Before I was diagnosed with CRPS in November 2012, I was a spoiled, teenage girl whose life revolved around basketball. I played basketball nonstop. My parents invested thousands of dollars into private coaching, camps, travel teams, and gas expenses. Hours and hours were spent in the car traveling to practices, tournaments, and sitting in hot, cramped gyms waiting to hit the court. To do what I did everyday then, now, is simply unimaginable.
October 17th, 2012 was the last day I could truly, 100% concentrate on schoolwork. Today, my mind is always fighting the pain to get my work done and it is a constant battle to be productive when my symptoms are at their best, but not to wait too long or they will worsen again and therefore, whatever needed to be done, doesn’t get done. For instance, I have to walk a half mile from my car to my college classes. Class starts at 9:00am and if you are late, 5 points is deducted from your final grade. I get up at 6:15 to get dressed, do my thing, eat, take medications, drive to campus while inevitably sitting in traffic, park the car, and walk to class. I usually arrive at class by 8:30 to allow my body to get itself together before 9:00 class. Even with accommodations from the disabilities office, I am still challenged to get through each and every one of my classes.

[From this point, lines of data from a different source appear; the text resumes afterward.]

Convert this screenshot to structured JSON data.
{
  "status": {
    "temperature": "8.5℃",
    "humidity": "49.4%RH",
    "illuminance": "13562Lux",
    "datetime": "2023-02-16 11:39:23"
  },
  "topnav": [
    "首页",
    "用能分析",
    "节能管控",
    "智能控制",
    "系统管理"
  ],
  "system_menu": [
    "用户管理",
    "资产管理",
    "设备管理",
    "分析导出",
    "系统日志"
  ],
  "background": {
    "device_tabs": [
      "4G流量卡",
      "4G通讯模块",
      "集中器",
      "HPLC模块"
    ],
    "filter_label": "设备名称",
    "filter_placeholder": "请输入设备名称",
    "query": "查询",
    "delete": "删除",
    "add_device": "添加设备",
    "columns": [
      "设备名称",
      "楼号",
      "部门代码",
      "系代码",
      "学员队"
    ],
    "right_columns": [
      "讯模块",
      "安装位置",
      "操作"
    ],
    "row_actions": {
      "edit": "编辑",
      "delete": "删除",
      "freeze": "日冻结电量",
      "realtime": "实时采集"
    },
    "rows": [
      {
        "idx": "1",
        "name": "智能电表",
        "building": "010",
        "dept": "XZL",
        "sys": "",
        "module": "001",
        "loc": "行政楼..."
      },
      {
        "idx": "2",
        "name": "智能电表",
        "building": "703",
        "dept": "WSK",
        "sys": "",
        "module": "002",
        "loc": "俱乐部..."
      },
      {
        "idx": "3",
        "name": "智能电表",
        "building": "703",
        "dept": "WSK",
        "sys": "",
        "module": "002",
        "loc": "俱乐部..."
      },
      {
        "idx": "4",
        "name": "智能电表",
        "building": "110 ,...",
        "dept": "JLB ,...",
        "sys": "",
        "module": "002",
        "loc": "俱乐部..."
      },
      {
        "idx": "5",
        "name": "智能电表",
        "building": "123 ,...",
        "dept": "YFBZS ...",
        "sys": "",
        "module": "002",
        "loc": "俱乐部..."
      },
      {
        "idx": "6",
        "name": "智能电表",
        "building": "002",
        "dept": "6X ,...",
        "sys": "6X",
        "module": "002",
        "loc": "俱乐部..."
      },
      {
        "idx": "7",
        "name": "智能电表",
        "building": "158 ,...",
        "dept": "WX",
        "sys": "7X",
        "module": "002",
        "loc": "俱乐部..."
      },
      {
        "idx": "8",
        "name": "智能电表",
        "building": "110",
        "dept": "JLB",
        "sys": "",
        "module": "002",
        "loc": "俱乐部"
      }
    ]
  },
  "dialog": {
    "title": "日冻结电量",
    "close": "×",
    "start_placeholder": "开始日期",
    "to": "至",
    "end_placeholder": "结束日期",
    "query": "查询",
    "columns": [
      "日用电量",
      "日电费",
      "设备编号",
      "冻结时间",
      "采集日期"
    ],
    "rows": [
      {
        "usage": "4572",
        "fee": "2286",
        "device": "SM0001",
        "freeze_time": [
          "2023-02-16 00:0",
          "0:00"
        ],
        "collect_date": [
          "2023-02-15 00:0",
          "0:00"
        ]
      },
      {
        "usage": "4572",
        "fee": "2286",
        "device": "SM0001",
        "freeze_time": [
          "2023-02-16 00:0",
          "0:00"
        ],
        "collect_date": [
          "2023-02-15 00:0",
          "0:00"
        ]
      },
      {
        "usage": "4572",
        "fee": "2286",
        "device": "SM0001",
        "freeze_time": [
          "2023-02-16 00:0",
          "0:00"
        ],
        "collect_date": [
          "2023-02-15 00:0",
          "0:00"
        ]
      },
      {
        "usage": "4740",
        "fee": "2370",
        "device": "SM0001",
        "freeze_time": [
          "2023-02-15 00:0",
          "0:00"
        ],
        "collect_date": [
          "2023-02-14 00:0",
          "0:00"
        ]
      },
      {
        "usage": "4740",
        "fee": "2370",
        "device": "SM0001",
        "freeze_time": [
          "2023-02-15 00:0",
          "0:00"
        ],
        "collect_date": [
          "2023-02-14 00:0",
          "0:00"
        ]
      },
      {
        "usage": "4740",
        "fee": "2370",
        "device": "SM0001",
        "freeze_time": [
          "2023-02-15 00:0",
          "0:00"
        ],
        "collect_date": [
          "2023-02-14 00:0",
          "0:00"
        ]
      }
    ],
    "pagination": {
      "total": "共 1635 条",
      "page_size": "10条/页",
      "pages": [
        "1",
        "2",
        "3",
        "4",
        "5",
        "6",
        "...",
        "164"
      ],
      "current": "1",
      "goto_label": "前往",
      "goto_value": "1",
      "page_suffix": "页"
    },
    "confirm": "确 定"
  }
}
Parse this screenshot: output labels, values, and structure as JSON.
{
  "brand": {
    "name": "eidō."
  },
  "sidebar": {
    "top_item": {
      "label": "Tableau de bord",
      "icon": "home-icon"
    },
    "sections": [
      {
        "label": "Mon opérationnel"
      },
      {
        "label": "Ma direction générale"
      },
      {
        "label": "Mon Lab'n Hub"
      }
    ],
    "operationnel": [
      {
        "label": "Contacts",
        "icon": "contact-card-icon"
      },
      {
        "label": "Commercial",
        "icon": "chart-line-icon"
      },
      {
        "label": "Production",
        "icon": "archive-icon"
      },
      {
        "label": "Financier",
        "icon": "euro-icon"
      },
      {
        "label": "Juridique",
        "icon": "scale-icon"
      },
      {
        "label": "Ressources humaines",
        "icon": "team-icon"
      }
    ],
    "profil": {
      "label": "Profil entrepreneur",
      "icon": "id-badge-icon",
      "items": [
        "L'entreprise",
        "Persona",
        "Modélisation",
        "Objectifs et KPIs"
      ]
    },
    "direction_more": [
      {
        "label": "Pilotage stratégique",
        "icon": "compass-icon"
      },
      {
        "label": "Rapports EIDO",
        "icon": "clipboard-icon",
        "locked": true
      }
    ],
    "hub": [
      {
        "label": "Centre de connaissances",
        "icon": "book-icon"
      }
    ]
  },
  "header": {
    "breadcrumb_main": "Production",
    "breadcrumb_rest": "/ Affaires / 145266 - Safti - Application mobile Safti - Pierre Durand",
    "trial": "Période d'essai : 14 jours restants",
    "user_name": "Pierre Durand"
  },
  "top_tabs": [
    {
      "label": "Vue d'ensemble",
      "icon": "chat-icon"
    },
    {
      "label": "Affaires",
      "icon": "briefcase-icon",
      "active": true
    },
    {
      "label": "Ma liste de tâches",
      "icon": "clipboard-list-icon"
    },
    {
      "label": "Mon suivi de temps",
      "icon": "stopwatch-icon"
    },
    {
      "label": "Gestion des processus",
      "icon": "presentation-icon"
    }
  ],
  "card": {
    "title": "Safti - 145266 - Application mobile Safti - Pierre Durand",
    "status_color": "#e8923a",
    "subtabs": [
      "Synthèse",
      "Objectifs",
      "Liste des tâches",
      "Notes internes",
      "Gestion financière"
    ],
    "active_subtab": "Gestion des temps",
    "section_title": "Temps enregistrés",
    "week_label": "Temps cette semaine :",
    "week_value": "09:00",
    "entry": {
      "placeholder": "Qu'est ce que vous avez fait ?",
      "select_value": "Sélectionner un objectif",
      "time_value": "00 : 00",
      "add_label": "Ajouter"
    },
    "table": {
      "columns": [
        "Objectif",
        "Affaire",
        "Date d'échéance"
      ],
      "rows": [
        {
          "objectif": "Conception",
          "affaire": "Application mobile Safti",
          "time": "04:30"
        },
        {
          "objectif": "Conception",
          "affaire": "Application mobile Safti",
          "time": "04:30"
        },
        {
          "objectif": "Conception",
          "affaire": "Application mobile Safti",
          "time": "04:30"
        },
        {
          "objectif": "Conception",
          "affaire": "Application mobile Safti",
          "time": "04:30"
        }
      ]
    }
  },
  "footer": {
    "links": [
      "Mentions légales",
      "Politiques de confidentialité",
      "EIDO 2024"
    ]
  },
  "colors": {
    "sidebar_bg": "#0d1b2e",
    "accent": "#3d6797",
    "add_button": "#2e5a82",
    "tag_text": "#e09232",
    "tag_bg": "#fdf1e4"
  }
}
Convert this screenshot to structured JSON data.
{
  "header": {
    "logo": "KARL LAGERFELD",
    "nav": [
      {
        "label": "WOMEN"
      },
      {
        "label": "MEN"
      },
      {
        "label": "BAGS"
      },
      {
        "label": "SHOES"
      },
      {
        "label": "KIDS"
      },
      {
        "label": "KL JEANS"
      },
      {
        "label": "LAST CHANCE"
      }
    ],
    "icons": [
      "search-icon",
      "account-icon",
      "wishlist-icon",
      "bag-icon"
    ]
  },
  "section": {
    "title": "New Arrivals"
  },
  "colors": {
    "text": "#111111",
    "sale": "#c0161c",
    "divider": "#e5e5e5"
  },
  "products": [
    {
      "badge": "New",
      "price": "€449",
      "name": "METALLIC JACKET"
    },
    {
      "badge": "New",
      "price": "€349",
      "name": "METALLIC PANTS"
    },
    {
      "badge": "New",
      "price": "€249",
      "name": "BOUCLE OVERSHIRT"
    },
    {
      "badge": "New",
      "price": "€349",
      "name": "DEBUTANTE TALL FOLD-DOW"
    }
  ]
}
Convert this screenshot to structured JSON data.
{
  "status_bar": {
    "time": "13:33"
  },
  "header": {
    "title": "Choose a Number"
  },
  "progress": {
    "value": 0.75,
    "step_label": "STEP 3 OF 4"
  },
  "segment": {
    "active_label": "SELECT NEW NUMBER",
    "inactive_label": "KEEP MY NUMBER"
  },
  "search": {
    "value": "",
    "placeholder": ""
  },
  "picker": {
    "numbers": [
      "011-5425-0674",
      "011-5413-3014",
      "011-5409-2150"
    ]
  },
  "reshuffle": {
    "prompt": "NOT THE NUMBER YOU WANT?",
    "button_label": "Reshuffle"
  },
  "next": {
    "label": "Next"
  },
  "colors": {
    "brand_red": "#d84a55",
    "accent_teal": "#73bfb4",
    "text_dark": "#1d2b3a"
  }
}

This semester, I got lucky. I have a really good English professor who is very understanding and flexible. Then, I have the professor that docked me 5 points because it took me 35 minutes to walk from the car to classes in the middle of a flare. You win some and lose some. I graduated high school with a 4.4 GPA, but college has been a complete struggle. I just want to graduate with a degree at this point. Unfortunately, I know that my grades would be better if I could concentrate on the task at hand versus my pain, but it’s my reality. And so it goes.
I have the added challenge of working my life around doctors appointments. More than once, I’ve considered just not scheduling anymore doctors appointments, but my “spoonie” friends have encouraged me to keep the faith and trust my team.
Nothing makes me more angry when someone tells me that I am so wrapped up in my health issues that I don’t live life, because that is hardly true. The reality is, I do more than most people with chronic pain and it takes every ounce of my being to do what I do.
I can NEVER show how I’m feeling because the minute I let my guard down, I am told see a psychologist or a psychiatrist. If I didn’t have CRPS and I had a visible condition that the medical community didn’t dispute its existence, I can GUARANTEE you that I would not be treated the same way.
Before my CRPS, I could be super spontaneous and fun, but now, I have to be careful and plan out every activity to ensure that I won’t get too much payback. Nevertheless, I still overdo it time and time again. Some things just never change.
Even though life as I knew it changed, I have learned that I’m a good writer, I’ve taken up blogging. I’m a ski patroller. I volunteer at the Children’s Hospital where I am a patient once a week. I take Taekwondo classes 5 nights a week and I assist in classes. I have also had the opportunity to meet several amazing people that I would not have met if I didn’t have CRPS. All though I usually don’t admit it, I know that I have inspired many with my fighting spirit.
Now that I’ve been fighting and beating CRPS and its other unpleasant co-conditions, I’ve learned a thing or two about life. First of all, life’s not fair. I don’t know why CRPS struck me and not some criminal, but I’ve learned not to question it. Second of all, I’m lucky. I have a great team of doctors who work together to give me the best quality of life possible. Lastly, I’m lucky to have loving and supportive family and friends because not many people with chronic illnesses can say that.